The day's last witness appeared to be devastating to the defense.
Tim Toben, a local builder and one-time supporter of Edwards revealed he was the one who drove his good friend Andrew Young, Young's wife Cheri, and an unidentified pregnant woman wearing sunglasses and a scarf to a private jetport at 4 a.m. on December 20, 2007, where they took flight from North Carolina. Later that same day John Edwards called him, he said. "Mr. Edwards wanted to thank me and [said] that he would never forget what I did for him." Toben told the jury he didn't know who the pregnant woman was or where the trio had gone, but a few weeks later, when Young put Rielle Hunter on the phone and he was asked to remove certain items from her rented Chapel Hill home, it became clear. Toben's second mysterious mission was to collect Hunter's pink cellphone and two photos of John Edwards—one emblazoned with "I Love You, John," and the other simply, "Love, John"—and hide them in his office.

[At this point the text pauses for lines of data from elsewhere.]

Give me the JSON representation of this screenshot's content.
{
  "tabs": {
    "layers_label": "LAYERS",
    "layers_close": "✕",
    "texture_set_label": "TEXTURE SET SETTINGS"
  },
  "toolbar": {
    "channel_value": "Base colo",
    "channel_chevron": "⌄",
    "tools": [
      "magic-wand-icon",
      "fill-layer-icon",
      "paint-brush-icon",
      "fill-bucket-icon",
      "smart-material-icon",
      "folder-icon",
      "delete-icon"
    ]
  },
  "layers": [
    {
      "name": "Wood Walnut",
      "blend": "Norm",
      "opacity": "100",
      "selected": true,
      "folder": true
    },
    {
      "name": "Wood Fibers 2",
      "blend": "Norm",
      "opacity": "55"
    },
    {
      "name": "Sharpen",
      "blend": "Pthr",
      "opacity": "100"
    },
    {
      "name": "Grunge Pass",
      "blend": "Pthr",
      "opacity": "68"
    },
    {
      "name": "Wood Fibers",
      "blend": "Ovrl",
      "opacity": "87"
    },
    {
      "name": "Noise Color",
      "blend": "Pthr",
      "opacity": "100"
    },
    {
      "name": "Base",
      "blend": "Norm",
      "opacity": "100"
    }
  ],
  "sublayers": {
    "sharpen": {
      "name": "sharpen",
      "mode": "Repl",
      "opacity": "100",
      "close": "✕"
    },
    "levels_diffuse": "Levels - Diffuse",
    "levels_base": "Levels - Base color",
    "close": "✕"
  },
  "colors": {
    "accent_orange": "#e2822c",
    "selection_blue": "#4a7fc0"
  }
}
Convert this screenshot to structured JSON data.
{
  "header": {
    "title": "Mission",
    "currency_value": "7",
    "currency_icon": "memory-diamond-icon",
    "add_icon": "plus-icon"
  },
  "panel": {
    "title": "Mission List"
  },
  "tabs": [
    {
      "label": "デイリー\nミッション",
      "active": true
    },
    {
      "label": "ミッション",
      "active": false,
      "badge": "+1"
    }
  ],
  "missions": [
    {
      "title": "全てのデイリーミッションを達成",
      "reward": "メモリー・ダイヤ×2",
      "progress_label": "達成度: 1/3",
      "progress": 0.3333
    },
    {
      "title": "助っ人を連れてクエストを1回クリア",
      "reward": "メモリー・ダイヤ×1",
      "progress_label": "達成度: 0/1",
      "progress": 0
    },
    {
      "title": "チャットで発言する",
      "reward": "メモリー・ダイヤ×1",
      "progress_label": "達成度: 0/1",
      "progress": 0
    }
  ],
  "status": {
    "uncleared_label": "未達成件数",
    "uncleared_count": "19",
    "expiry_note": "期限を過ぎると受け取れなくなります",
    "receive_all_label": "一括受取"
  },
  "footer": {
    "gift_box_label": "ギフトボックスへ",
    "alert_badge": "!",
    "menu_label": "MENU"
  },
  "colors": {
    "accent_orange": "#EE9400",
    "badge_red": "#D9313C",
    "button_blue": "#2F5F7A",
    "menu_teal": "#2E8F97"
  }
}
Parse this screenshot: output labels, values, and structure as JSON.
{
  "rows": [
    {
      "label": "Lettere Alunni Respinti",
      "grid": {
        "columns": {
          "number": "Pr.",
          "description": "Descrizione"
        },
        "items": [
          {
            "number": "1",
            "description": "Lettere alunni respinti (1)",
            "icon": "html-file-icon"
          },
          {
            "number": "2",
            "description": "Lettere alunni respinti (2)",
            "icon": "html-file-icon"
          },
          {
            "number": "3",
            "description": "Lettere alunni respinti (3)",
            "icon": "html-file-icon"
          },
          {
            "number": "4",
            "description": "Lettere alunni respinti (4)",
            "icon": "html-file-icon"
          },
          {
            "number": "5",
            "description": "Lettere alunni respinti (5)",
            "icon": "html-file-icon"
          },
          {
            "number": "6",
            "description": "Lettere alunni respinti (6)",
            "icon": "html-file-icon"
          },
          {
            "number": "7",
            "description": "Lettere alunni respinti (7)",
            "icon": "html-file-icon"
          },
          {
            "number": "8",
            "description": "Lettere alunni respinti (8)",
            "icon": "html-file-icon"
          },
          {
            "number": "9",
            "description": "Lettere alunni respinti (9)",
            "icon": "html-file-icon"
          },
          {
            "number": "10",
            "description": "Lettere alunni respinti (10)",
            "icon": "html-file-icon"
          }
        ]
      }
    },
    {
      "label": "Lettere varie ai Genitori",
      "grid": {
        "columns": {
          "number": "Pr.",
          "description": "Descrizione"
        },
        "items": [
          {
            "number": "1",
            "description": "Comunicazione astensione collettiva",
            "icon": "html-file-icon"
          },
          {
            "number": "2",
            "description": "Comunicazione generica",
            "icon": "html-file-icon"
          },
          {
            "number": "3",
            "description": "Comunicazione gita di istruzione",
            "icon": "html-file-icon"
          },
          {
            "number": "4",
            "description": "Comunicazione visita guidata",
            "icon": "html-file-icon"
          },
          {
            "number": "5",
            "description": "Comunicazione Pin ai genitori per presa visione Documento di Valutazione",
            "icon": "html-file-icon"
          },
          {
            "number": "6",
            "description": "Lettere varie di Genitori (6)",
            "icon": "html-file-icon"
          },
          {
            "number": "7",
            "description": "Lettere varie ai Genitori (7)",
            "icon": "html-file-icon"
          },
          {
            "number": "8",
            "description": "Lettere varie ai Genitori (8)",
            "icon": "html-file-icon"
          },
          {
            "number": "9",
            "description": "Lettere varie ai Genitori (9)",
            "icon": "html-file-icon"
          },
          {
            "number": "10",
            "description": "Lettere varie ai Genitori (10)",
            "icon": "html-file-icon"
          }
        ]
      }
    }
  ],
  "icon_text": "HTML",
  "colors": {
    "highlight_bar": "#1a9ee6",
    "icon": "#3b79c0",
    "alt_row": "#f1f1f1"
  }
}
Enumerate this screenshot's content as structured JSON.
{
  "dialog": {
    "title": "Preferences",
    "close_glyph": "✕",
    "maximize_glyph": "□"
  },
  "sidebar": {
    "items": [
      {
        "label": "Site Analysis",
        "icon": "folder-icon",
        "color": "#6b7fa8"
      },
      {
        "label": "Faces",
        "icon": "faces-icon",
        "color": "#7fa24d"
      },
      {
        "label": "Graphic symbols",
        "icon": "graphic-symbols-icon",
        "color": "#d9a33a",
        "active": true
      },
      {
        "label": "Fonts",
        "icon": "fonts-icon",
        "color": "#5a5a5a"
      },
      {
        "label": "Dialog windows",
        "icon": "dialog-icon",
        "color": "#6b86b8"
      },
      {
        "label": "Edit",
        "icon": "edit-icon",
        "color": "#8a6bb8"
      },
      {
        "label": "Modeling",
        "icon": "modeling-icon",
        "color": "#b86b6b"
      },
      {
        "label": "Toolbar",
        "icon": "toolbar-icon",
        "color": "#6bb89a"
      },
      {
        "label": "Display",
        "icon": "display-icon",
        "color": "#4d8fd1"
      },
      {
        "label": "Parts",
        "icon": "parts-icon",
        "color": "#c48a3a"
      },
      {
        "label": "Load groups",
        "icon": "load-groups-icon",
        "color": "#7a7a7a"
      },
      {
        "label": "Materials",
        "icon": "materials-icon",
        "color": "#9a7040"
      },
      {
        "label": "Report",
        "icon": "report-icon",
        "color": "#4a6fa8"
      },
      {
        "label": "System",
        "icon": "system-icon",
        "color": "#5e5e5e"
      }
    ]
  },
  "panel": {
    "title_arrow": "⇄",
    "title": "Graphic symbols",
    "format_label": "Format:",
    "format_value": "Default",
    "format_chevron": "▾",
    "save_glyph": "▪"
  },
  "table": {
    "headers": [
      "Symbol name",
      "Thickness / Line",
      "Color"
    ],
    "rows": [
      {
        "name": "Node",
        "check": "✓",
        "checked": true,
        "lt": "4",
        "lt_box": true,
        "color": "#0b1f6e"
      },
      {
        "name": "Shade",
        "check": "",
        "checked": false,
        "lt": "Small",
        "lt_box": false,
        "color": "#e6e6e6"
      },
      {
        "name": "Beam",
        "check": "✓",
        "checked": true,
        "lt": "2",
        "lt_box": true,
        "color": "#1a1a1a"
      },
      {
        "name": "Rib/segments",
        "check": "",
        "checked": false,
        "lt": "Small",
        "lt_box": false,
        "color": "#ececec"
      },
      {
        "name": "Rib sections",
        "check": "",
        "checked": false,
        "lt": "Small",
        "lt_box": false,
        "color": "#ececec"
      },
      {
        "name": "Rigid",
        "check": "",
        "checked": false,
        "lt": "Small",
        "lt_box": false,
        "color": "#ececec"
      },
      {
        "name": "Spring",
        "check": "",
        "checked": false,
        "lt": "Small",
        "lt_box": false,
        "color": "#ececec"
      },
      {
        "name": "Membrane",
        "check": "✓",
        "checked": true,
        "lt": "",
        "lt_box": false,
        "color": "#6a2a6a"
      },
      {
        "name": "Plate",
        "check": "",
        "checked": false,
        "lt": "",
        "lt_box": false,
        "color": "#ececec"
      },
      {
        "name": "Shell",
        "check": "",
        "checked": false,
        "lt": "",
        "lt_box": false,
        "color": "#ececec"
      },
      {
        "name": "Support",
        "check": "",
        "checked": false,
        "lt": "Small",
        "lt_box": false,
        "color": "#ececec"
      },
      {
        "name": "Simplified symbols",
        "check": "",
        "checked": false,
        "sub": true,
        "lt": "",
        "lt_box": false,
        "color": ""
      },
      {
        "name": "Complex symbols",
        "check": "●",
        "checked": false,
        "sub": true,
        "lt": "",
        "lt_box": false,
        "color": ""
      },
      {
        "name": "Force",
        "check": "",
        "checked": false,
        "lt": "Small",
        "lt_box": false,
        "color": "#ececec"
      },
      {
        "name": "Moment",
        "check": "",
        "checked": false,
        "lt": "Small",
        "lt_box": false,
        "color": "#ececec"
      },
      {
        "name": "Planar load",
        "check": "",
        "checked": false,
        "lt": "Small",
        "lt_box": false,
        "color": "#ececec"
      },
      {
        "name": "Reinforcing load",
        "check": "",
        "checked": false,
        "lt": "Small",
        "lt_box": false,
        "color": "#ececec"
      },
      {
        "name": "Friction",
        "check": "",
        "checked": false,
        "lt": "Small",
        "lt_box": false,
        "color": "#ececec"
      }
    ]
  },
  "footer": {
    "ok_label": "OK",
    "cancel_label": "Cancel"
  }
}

Toben, his wife and two adult children had all given the maximum monetary contributions to the Edwards for President campaign. They had sponsored fundraisers and performed other duties. But after the National Enquirer blew the lid off the scandal in December 2007, Toben admitted, "I was rooting against Mr. Edwards. I thought the American people could forgive a mistake with a mistress, but not a mistress with a baby."
In June 2008 the disgraced politician asked Toben to dinner one evening. "The first thing he said to me was, "Have you seen the polls? I would give Obama a six-point boost in Pennsylvania and Ohio,'" Toben told the court. "He had every intention of being vice president if asked. He also talked about ... (possibly being) attorney general." If both of those opportunities failed, Toben said Edwards had a plan to start an antipoverty foundation with money he would get from Bunny Mellon. "He said it would be a chip shot for her to fund it with $50 million."
At that dinner Toben passed along a message from Andrew Young, still on the road with his family and wondering why his boss hadn't called him since the baby was born four months earlier. "I told him Andrew really misses you. He said, "I'll always love Andrew. But Elizabeth will have none of it, for me to be in touch with Andrew.'"
Toben's final story to the jury involved a seemingly chance meeting between himself and John Edwards on Rosemary Street in Chapel Hill in July 2009. It had been more than a year since their dinner and Toben said he soon became "frustrated" with this conversation. Talk of Andrew Young's upcoming book was rampant, and according to Toben, Edwards gave him an ultimatum. "He said, 'Choose between friendship with Andrew and friendship with me, (because) Andrew had crossed the line.'" And then Edwards tossed out an accusation against his formerly loyal aide Toben knew wasn't true.
"He told me Andrew had tried to bilk $50 million out of Mrs. Mellon," said Toben. "Obviously he had forgotten he had told me about his foundation plan a year earlier."
Tim Toben returns to the stand tomorrow.